Dei comigo a pensar nisto. Como sagitariana que sou, adoro viagens, sejam físicas, mentais, emocionais, espirituais, ao exterior, ao interior, onde quer que possa explorar novas sensações, novos pensamentos, novas emoções. No entanto, descobri com um namorado tipicamente taurino que a segurança da rotina dá uma sensação de tranquilidade, de harmonia, de felicidade… descobrir prazer na rotina foi uma das melhores aprendizagens que fiz nessa relação. Ficou-me inscrito na alma. A simplicidade do dia-a-dia é também uma viagem muito interessante de se fazer. Passei a sentir os aromas, o vento no rosto, as cores do céu, a ida à mercearia, como uma viagem ao momento presente. Não podemos dizer que ir a Londres ou ao Pingo Doce sejam a mesma coisa, claro. Mas aprendi que ambos nos trazem sensações diferentes de satisfação. Não caiamos, porém, no outro extremo, o de deixar que a rotina adormeça os sentidos e o sentir!

Deixamos então de sentir prazer e satisfação no quotidiano não por mecanismos psicológicos relacionados com a atenção, mas pelo significado que atribuímos às experiências.
Essa atribuição de significado depende de inúmeros factores (das experiências anteriores, da educação, da cultura em que se está inserido, entre outros), mas acima de tudo, depende do tipo de diálogo interior que temos connosco mesmos. É por isso que tantas ferramentas hoje nascem por aí, como PNL, coaching, mindfullness, lei da atracção, técnicas de meditação várias, entre tantas e tantas. Já experimentei umas quantas e digo-vos, algumas delas são fantásticas. Resultam mesmo. Quem me conhece, sabe que “respiro” técnicas destas para trabalhar o diálogo interior. Recomendo vivamente que experimentem, que escolham pelo menos uma, de acordo com as vossas ideologias, crenças, preferências. É brutal, a sério.

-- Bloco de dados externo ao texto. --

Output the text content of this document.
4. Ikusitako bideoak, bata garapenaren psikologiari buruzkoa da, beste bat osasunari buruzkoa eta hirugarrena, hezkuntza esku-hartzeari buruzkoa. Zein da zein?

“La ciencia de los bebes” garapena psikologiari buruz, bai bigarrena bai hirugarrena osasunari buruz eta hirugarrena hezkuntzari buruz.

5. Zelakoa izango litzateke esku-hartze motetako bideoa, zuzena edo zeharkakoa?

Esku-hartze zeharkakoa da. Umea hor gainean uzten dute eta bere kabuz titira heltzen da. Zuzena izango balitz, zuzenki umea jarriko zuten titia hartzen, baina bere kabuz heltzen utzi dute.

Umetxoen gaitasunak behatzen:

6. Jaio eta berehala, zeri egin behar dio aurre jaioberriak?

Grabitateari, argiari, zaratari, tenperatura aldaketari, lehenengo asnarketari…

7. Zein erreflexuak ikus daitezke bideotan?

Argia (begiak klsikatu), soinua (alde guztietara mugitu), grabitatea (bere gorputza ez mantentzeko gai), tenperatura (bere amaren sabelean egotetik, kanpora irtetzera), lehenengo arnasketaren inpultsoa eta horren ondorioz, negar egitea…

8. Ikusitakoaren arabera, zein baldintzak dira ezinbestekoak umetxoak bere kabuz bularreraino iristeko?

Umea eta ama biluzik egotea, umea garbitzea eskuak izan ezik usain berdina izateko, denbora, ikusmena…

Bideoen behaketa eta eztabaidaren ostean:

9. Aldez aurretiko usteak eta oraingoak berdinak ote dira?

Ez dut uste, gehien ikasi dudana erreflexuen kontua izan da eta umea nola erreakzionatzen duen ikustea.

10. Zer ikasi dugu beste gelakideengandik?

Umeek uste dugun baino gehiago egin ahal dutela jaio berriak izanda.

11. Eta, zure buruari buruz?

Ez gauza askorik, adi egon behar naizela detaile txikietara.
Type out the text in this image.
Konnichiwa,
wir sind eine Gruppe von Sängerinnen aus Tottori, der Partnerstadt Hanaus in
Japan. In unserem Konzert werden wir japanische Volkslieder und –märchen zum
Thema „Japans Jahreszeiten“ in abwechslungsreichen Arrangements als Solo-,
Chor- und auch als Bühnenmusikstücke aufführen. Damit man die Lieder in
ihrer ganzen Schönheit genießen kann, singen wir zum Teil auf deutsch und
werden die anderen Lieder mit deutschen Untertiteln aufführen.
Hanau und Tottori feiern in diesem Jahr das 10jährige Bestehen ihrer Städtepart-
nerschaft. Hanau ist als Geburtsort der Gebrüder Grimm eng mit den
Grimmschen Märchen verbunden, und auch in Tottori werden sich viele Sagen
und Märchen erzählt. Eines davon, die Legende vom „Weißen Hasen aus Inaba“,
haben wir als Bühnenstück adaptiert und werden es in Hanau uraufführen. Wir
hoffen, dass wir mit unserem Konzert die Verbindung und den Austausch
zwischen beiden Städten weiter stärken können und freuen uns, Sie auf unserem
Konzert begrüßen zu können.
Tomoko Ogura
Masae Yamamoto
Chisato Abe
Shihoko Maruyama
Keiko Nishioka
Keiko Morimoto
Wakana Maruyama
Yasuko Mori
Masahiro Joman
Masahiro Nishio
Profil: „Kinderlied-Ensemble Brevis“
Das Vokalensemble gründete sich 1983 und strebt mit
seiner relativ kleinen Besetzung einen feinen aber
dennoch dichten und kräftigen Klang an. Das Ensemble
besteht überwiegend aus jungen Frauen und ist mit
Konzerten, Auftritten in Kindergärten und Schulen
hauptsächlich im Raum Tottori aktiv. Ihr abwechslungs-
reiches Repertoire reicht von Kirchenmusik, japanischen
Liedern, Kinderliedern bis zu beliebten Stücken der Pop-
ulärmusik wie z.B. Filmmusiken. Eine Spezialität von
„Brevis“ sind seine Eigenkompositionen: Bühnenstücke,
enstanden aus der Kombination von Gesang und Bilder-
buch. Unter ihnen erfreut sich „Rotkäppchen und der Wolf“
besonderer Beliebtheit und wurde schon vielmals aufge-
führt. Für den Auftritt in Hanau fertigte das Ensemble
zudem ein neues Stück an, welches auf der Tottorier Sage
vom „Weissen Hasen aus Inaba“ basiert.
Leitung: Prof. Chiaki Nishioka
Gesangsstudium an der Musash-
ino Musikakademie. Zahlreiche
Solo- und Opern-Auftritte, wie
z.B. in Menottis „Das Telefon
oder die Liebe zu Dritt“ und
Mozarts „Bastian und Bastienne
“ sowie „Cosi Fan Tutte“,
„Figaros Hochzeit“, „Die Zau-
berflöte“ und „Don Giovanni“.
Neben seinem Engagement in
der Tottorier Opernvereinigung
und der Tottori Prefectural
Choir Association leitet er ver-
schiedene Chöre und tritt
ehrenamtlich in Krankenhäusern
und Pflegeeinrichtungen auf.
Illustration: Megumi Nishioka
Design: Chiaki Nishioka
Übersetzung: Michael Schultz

Mas a verdade é que o motivo pelo qual funcionam também depende do significado que lhes atribuo. No meu caso, essas ferramentas servem para me ajudar a tornar a minha vida um reflexo de quem eu sou. Esse é o valor que lhes dou, o significado que para mim têm e o motivo pelo qual funcionam. Porque nenhuma destas técnicas irá funcionar se se limitarem a aplicá-las mecanicamente. Podem atrair para a vossa vida o necessário para comprar um carro novo, mas não vão ficar mais felizes por isso. Estas técnicas ajudam-nos a serem mais felizes se estivermos a usá-las para alcançar a felicidade. E para o fazermos, precisamos primeiro realizar um trabalho de auto-conhecimento sério, de modo a retirar as várias camadas que temos em cima, de expectativas dos outros, da sociedade e de nós mesmos, e descobrir quem sou eu, o que quero ser, de que gosto em mim. Não é descobrir o que tenho, o que os outros gostam em mim, qual o meu papel na sociedade, como alcançar os meus objectivos. Claro que tudo isso é muito importante! Aliás, essa análise é fulcral nos primeiros passos para a auto-descoberta. Mas, mais importante, é descobrir quem eu sou.  Se não houvesse limites, obrigações sociais, familiares, restrições financeiras, contas para pagar, patrões chatos, colegas insuportáveis, amigos inconvenientes, filhos lindos para cuidar, namorado a pedir atenção, cães para ir passear… quem seria eu? Note-se que a questão não é “quem gostaria de ser”. Esta questão implica sonhar fora de mim, com alguém diferente de quem eu sou. Estamos a rejeitar quem somos ao invés de mergulhar em nós e descobrir quem somos. “Quem sou eu”, sem todas as obrigações, direitos e deveres em que mergulhei ao nascer? Quem sou eu, sem o meu trabalho? Quem sou eu, sem a minha família? Quem sou eu, sem os meus amigos?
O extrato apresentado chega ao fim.